Revenons à ce stress mitochondrial. Comment se caractérise-t-il ? « La mitochondrie active un certain nombre de gènes pour réparer les éléments cellulaires défectueux », explique Laurent Mouchiroud, de l’EPFL, coauteur de ce travail. Ces gènes sont de deux types. Les premiers codent des protéines chaperonnes : leur mission est de reconfigurer correctement les protéines mal formées, c’est-à-dire mal repliées dans l’espace. En cas d’échec, une seconde catégorie de gènes prend le relais : ils sont chargés d’éliminer les mitochondries mises en défaut.
« Cette réponse au stress est a priori bénéfique. Elle vise à sauver ce qui peut l’être », poursuit Laurent Mouchiroud. Pour le démontrer, les chercheurs ont d’abord bloqué cette réponse, en inactivant un gène qui joue là un rôle de chef d’orchestre chez le ver. Résultat : « Les effets délétères de la maladie ont été encore plus marqués. »
A l’inverse, que se passe-t-il lorsque cette réponse mitochondriale au stress est renforcée ? L’équipe de Lausanne a utilisé deux molécules connues pour booster cette réponse. La première est un antibiotique, la doxycycline. Qu’elle stimule ce stress n’est pas une surprise : nos mitochondries sont des ovnis cellulaires. N’ont-elles pas pour lointain ancêtre une bactérie, qui fut avalée il y a 2 à 2,5 milliards d’années par une cellule archaïque, elle-même ancêtre de nos propres cellules ?
Stress mitochondrial
La seconde molécule capable de suractiver ce stress mitochondrial est proche de la vitamine B3 : c’est le nicotinamide riboside (NR). En utilisant l’antibiotique ou le NR, les chercheurs sont parvenus à diminuer l’accumulation des plaques amyloïdes chez ce ver-modèle de la maladie d’Alzheimer. Mais aussi à rétablir ses comportements altérés par la maladie. Pour la première fois, des éléments soutiennent le lien entre fonctionnement perturbé des mitochondries et Alzheimer.
Et chez la souris ? Bingo ! Dans le cortex des rongeurs traités par le NR, les agrégats bêta-amyloïdes diminuent. Et leurs troubles cognitifs s’améliorent. Enfin, ces deux molécules réduisent le nombre d’agrégats dans des lignées de cellules humaines en culture, porteuses de mutations affectant la bêta-amyloïde et prédisposant à la maladie d’Alzheimer.
« Pour la première fois, des éléments concordants issus de différents modèles, et de l’analyse d’échantillons cérébraux de patients, éclairent le rôle d’un fonctionnement perturbé des mitochondries dans Alzheimer. C’est un résultat prometteur, même si on est encore loin d’une application en clinique humaine », estiment Stéphane Haïk et Marie-Claude Potier, de l’Institut du cerveau et de la moelle épinière (ICM), à Paris. « Le potentiel thérapeutique de cette approche mérite d’être exploré », plaident les auteurs.
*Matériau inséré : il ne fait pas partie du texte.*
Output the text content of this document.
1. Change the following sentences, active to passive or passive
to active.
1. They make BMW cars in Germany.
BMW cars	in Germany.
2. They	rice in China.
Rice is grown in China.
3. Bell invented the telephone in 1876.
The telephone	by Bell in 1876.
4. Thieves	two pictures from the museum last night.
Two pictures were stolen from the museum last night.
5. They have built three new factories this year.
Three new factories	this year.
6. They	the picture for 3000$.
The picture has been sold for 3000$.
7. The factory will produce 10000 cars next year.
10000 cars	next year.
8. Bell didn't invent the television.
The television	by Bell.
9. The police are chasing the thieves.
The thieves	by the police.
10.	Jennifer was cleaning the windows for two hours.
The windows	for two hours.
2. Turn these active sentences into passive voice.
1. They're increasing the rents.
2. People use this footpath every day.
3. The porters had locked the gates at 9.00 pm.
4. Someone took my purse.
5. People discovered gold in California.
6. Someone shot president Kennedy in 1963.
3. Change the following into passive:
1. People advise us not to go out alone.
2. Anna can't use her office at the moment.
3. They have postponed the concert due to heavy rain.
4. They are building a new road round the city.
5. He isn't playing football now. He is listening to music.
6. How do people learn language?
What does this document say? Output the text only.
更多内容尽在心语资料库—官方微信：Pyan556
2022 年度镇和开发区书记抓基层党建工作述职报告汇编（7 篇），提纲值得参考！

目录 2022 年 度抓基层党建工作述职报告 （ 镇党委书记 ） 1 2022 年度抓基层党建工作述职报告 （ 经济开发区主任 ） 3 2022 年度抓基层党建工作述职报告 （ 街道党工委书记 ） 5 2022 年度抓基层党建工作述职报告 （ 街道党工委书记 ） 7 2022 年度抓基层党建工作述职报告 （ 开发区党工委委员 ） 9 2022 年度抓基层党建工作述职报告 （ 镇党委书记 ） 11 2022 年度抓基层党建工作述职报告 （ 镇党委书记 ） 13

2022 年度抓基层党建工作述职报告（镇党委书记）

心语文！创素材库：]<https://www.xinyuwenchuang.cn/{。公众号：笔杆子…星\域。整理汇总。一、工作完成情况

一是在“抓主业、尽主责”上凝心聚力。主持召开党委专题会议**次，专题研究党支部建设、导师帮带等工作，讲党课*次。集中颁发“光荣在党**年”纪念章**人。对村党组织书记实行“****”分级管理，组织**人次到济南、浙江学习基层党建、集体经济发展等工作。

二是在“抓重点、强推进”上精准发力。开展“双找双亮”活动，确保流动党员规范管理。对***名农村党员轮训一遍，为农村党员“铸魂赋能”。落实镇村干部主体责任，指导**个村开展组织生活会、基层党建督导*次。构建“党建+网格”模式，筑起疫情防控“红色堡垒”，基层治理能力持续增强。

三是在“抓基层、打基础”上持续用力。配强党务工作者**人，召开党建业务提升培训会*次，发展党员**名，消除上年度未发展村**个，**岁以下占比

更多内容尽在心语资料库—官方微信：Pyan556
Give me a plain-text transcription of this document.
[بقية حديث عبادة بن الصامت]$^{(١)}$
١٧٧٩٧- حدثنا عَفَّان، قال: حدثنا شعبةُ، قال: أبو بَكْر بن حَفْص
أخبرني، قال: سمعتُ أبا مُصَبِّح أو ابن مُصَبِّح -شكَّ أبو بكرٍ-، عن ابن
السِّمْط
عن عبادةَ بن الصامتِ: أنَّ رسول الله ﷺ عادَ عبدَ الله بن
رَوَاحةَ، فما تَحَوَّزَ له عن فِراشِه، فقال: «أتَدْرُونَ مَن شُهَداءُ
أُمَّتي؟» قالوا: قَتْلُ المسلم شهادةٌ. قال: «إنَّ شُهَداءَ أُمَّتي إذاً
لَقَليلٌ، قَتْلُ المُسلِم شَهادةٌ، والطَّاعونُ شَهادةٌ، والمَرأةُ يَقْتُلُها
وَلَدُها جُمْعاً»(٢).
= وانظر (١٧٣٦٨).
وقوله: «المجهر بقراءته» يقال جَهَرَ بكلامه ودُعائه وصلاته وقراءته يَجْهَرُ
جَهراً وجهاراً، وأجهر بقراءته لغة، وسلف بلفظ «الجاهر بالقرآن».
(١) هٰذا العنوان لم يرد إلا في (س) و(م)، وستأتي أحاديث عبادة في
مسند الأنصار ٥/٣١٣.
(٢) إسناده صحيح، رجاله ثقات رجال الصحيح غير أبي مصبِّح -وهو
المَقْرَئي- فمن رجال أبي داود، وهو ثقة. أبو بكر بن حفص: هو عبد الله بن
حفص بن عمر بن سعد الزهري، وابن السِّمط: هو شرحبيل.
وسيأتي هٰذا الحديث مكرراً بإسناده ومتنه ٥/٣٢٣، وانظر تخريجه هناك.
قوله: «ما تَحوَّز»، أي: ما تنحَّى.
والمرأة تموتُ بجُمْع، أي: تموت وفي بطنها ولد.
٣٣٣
Cette piste aura-t-elle plus de succès que les précédentes ? Jusqu’ici, toutes les stratégies visant à neutraliser cette démence neurodégénérative, ou à en limiter les ravages sur notre cerveau, ont été mises en échec. Ce n’est pas faute d’efforts réitérés.
Selon l’OMS, la maladie d’Alzheimer affecte 35 millions de personnes dans le monde. En 2050, elle devrait en toucher plus de 100 millions. Une flambée liée en grande partie à l’allongement de la durée de vie. Plus que jamais, la maladie d’Alzheimer est un défi sanitaire et social majeur.